Pandemik covid-19 yang melanda Indonesia sejak Maret 2020 telah mengubah tatatan sistem yang ada baik ekonomi, sosial dan pendidikan. Dampak yang ditimbulkan juga sangat luar biasa mengkhawatirkan. Segala aktivitas dihentikan untuk menekan penyebaran virus. Salah satu yang mencemaskan adalah agenda wisuda tahunan yang diselenggarakan oleh institusi pendidikan harus ditunda sampai waktu yang belum ditentukan.
Penundaan wisuda tentu berdampak pada mahasiswa yang telah menyelesaikan proses belajar di perguruan tinggi. Disatu sisi mereka dihadapkan pada rencana kerja untuk menopang ekonomi keluarga namun disisi yang lain harus menanti sesuatu yang bahkan belum bisa diprediksi kapan berakhir.
Ada beberapa perguruan tinggi yang sudah selesai melakukan yudisium dan berencana mewisuda mahasiswanya, namun karena adanya pembatasan sosial berskala besar, niat tersebut urung dilakukan. Penundaan di informasikan oleh rektorat melalui surat resmi untuk disesuaikan dengan kondisi dilapangan.

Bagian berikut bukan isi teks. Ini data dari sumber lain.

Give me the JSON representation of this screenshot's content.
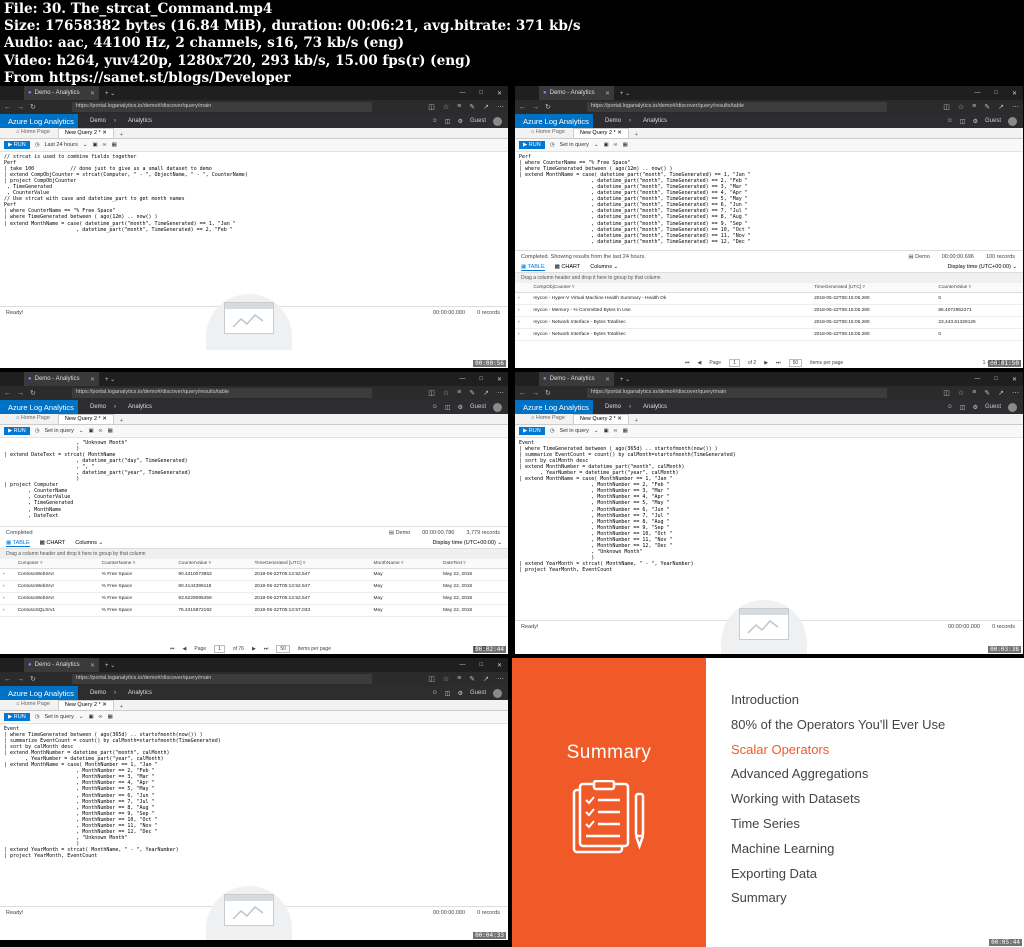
{
  "header": {
    "lines": [
      "File: 30. The_strcat_Command.mp4",
      "Size: 17658382 bytes (16.84 MiB), duration: 00:06:21, avg.bitrate: 371 kb/s",
      "Audio: aac, 44100 Hz, 2 channels, s16, 73 kb/s (eng)",
      "Video: h264, yuv420p, 1280x720, 293 kb/s, 15.00 fps(r) (eng)",
      "From https://sanet.st/blogs/Developer"
    ]
  },
  "app": {
    "tab_title": "Demo - Analytics",
    "brand": "Azure Log Analytics",
    "link_demo": "Demo",
    "link_analytics": "Analytics",
    "guest": "Guest",
    "tab_home": "Home Page",
    "tab_query": "New Query 2 *",
    "run": "RUN",
    "time_last24": "Last 24 hours",
    "time_set": "Set in query",
    "ready": "Ready!",
    "zero_time": "00:00:00.000",
    "zero_records": "0 records",
    "completed": "Completed",
    "results_msg": "Completed. Showing results from the last 24 hours.",
    "table_tab": "TABLE",
    "chart_tab": "CHART",
    "columns": "Columns",
    "group_hint": "Drag a column header and drop it here to group by that column",
    "display_time": "Display time (UTC+00:00)",
    "page": "Page",
    "items_per_page": "items per page",
    "demo": "Demo"
  },
  "thumbs": [
    {
      "url": "https://portal.loganalytics.io/demo#/discover/query/main",
      "time_label": "Last 24 hours",
      "timestamp": "00:00:56",
      "code": [
        "// strcat is used to combine fields together",
        "Perf",
        "| take 100            // done just to give us a small dataset to demo",
        "| extend CompObjCounter = strcat(Computer, \" - \", ObjectName, \" - \", CounterName)",
        "| project CompObjCounter",
        " , TimeGenerated",
        " , CounterValue",
        "",
        "",
        "// Use strcat with case and datetime_part to get month names",
        "Perf",
        "| where CounterName == \"% Free Space\"",
        "| where TimeGenerated between ( ago(12m) .. now() )",
        "| extend MonthName = case( datetime_part(\"month\", TimeGenerated) == 1, \"Jan \"",
        "                        , datetime_part(\"month\", TimeGenerated) == 2, \"Feb \""
      ]
    },
    {
      "url": "https://portal.loganalytics.io/demo#/discover/query/results/table",
      "time_label": "Set in query",
      "timestamp": "00:01:50",
      "exec_time": "00:00:00.696",
      "records": "100 records",
      "code": [
        "Perf",
        "| where CounterName == \"% Free Space\"",
        "| where TimeGenerated between ( ago(12m) .. now() )",
        "| extend MonthName = case( datetime_part(\"month\", TimeGenerated) == 1, \"Jan \"",
        "                        , datetime_part(\"month\", TimeGenerated) == 2, \"Feb \"",
        "                        , datetime_part(\"month\", TimeGenerated) == 3, \"Mar \"",
        "                        , datetime_part(\"month\", TimeGenerated) == 4, \"Apr \"",
        "                        , datetime_part(\"month\", TimeGenerated) == 5, \"May \"",
        "                        , datetime_part(\"month\", TimeGenerated) == 6, \"Jun \"",
        "                        , datetime_part(\"month\", TimeGenerated) == 7, \"Jul \"",
        "                        , datetime_part(\"month\", TimeGenerated) == 8, \"Aug \"",
        "                        , datetime_part(\"month\", TimeGenerated) == 9, \"Sep \"",
        "                        , datetime_part(\"month\", TimeGenerated) == 10, \"Oct \"",
        "                        , datetime_part(\"month\", TimeGenerated) == 11, \"Nov \"",
        "                        , datetime_part(\"month\", TimeGenerated) == 12, \"Dec \""
      ],
      "columns": [
        "CompObjCounter",
        "TimeGenerated [UTC]",
        "CounterValue"
      ],
      "rows": [
        [
          "mycon - Hyper-V Virtual Machine Health Summary - Health Ok",
          "2018-05-22T05:15:05.280",
          "0"
        ],
        [
          "mycon - Memory - % Committed Bytes In Use",
          "2018-05-22T05:15:05.280",
          "86.4072952271"
        ],
        [
          "mycon - Network Interface - Bytes Total/sec",
          "2018-05-22T05:15:05.280",
          "23,443.61328125"
        ],
        [
          "mycon - Network Interface - Bytes Total/sec",
          "2018-05-22T05:15:05.280",
          "0"
        ]
      ],
      "page_no": "1",
      "of": "of 2",
      "per_page": "50",
      "range": "1 - 50 of"
    },
    {
      "url": "https://portal.loganalytics.io/demo#/discover/query/results/table",
      "time_label": "Set in query",
      "timestamp": "00:02:44",
      "exec_time": "00:00:00.786",
      "records": "3,779 records",
      "code": [
        "                        , \"Unknown Month\"",
        "                        )",
        "| extend DateText = strcat( MonthName",
        "                        , datetime_part(\"day\", TimeGenerated)",
        "                        , \", \"",
        "                        , datetime_part(\"year\", TimeGenerated)",
        "                        )",
        "| project Computer",
        "        , CounterName",
        "        , CounterValue",
        "        , TimeGenerated",
        "        , MonthName",
        "        , DateText"
      ],
      "columns": [
        "Computer",
        "CounterName",
        "CounterValue",
        "TimeGenerated [UTC]",
        "MonthName",
        "DateText"
      ],
      "rows": [
        [
          "ContosoWebSrvr",
          "% Free Space",
          "90.4310073853",
          "2018-05-22T05:12:52.547",
          "May",
          "May 22, 2018"
        ],
        [
          "ContosoWebSrvr",
          "% Free Space",
          "90.4144396118",
          "2018-05-22T05:12:52.547",
          "May",
          "May 22, 2018"
        ],
        [
          "ContosoWebSrvr",
          "% Free Space",
          "93.6229095459",
          "2018-05-22T05:12:52.547",
          "May",
          "May 22, 2018"
        ],
        [
          "ContosoSQLSrv1",
          "% Free Space",
          "75.4315872192",
          "2018-05-22T05:12:57.033",
          "May",
          "May 22, 2018"
        ]
      ],
      "page_no": "1",
      "of": "of 76",
      "per_page": "50",
      "range": "1 - 50"
    },
    {
      "url": "https://portal.loganalytics.io/demo#/discover/query/main",
      "time_label": "Set in query",
      "timestamp": "00:03:38",
      "code": [
        "Event",
        "| where TimeGenerated between ( ago(365d) .. startofmonth(now()) )",
        "| summarize EventCount = count() by calMonth=startofmonth(TimeGenerated)",
        "| sort by calMonth desc",
        "| extend MonthNumber = datetime_part(\"month\", calMonth)",
        "       , YearNumber = datetime_part(\"year\", calMonth)",
        "| extend MonthName = case( MonthNumber == 1, \"Jan \"",
        "                        , MonthNumber == 2, \"Feb \"",
        "                        , MonthNumber == 3, \"Mar \"",
        "                        , MonthNumber == 4, \"Apr \"",
        "                        , MonthNumber == 5, \"May \"",
        "                        , MonthNumber == 6, \"Jun \"",
        "                        , MonthNumber == 7, \"Jul \"",
        "                        , MonthNumber == 8, \"Aug \"",
        "                        , MonthNumber == 9, \"Sep \"",
        "                        , MonthNumber == 10, \"Oct \"",
        "                        , MonthNumber == 11, \"Nov \"",
        "                        , MonthNumber == 12, \"Dec \"",
        "                        , \"Unknown Month\"",
        "                        )",
        "| extend YearMonth = strcat( MonthName, \" - \", YearNumber)",
        "| project YearMonth, EventCount"
      ]
    },
    {
      "url": "https://portal.loganalytics.io/demo#/discover/query/main",
      "time_label": "Set in query",
      "timestamp": "00:04:33",
      "code": [
        "Event",
        "| where TimeGenerated between ( ago(365d) .. startofmonth(now()) )",
        "| summarize EventCount = count() by calMonth=startofmonth(TimeGenerated)",
        "| sort by calMonth desc",
        "| extend MonthNumber = datetime_part(\"month\", calMonth)",
        "       , YearNumber = datetime_part(\"year\", calMonth)",
        "| extend MonthName = case( MonthNumber == 1, \"Jan \"",
        "                        , MonthNumber == 2, \"Feb \"",
        "                        , MonthNumber == 3, \"Mar \"",
        "                        , MonthNumber == 4, \"Apr \"",
        "                        , MonthNumber == 5, \"May \"",
        "                        , MonthNumber == 6, \"Jun \"",
        "                        , MonthNumber == 7, \"Jul \"",
        "                        , MonthNumber == 8, \"Aug \"",
        "                        , MonthNumber == 9, \"Sep \"",
        "                        , MonthNumber == 10, \"Oct \"",
        "                        , MonthNumber == 11, \"Nov \"",
        "                        , MonthNumber == 12, \"Dec \"",
        "                        , \"Unknown Month\"",
        "                        )",
        "| extend YearMonth = strcat( MonthName, \" - \", YearNumber)",
        "| project YearMonth, EventCount"
      ]
    }
  ],
  "summary": {
    "title": "Summary",
    "timestamp": "00:05:44",
    "items": [
      "Introduction",
      "80% of the Operators You'll Ever Use",
      "Scalar Operators",
      "Advanced Aggregations",
      "Working with Datasets",
      "Time Series",
      "Machine Learning",
      "Exporting Data",
      "Summary"
    ],
    "highlight_index": 2,
    "accent": "#f05a28"
  }
}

Beberapa mahasiswa pasrah karena tidak ada kemampuan untuk bersuara apalagi ini soal wabah, namun disisi yang lain ada sebagian mahasiswa yang bersuara agar penundaan wisuda tidak boleh terlalu lama sebab ijazah merupakan yang terpenting karena wisuda hanya ceremonial saja.
Ada benarnya juga, mahasiswa yang sejatinya ingin bekerja harus menunda rencana tersebut karena ijazah yang menjadi syarat utama bekerja belum bisa dikeluarkan secepatnya. Jika solusi dengan penggunaan surat keterangan lulus, jarang ada yang melirik, apalagi pekerjaan kelas bonefit.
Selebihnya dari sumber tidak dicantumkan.